How to Choose a DisplayPort Cable, and Not Get a Bad One! - DisplayPort
http://www.displayport.org/cables/how-to-choose-a-displayport-cable-and-not-get-a-bad-one/

Cables cannot be related to the hibernation/wakeup process, so please let’s exclude hardware issues, it is a driver one.

Xid 56 error usually but not always indicates a hardware issue.

Don’t expect a fix or a reply from NVIDIA any time soon.

We are tracking this issue under bug 200273112 : linux eu/oem: Desktop and Applications freeze once resume from suspend with Xid 56 with GTX-1060

Thanks, but please note that i’m not using uefi.

Can I get output of dmesg command to see boot logs of your system?

Sure, i’ll post as soon as i go home.

I have confirmed we are able to repro this issue in legacy mode also.

“Great”, thanks for let me now. Do you still need dmesg output?

Hi sandipt, are there progresses on the issue?

Investigation is in progress…

@sandipt, I’m getting the xid 56 error on resume from hibernate too after upgrading from 730GT to gtx 1050Ti. It mostly happens when the hibernate was over an hour.

The system itself is very stable even when running something like Unigine Heaven-4.0 for hours.
The only issue is with hibernate. I am booting in legacy mode because I didn’t want to use uefi.

…so do you still experience slowness when resume, with jerky mouse too?
I’ve still to try newer drivers, i’m stuck with 375.26 which have the problem, but i tought it was fixed, because in the following changelogs:

i read:
“Fixed a bug that could cause a system hang when resuming from suspend with some GPUs.”

But if it is still not fixed, then i ask some light about the issue, what’s the state of this bug sandipt? it is almost an year and i just noticed that (on 375.26) it happens even when waking up from suspend to ram.

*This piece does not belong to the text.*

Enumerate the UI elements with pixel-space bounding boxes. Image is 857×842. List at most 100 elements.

I’m using legacy mode too. My CPU supports secure boot but I can’t risk migrating without doing so on a test machine first.

I don’t know, nor i can see any evidence in this thread, that the problem may depend on the use of UEFI.
Also, i asked if you experienced the very same:

Anyway, i just found that switching VT to a console and back to X, solves the problem for the session, but it has to be done after the problem arises, so here is an hacky workaround that works for me.
Needs to run has root.
It checks for Xid errors in the last line in the kernel buffer and if it founds that it matches the error expected, it switches vt and then back.
The screen will blank for a while, but after that, the graphic will become smooth again; it seems to be needed just one time per resume.
Just start it at boot and forget it, it has almost 0 cpu use.

#!/bin/bash
while true ; do
    #EDIT NVRM string as it appears in your log.
    if dmesg|tail -n 1|grep "NVRM: Xid (PCI:0000:01:00): 56, CMDre" ; then
        chvt 1  #EDIT as your need
        chvt 7  #EDIT as your need
        sleep 1
        echo koko_switch_vt_done > /dev/kmsg
        #if the slowness persists, give user some time to shut down.
        sleep 60
    fi
    sleep 1
    #echo recheck
done

Expierncing the same, but with GTX980, switching VT does not help.
My thread: Linux suspend problem - Linux - NVIDIA Developer Forums

So, i’ve to consider myself “lucky”.
I wonder where the nvidia devs are, this issue seems pretty critical to me and more than a year passed.

This is not the kind of support one would expect after paying several hundered of euros.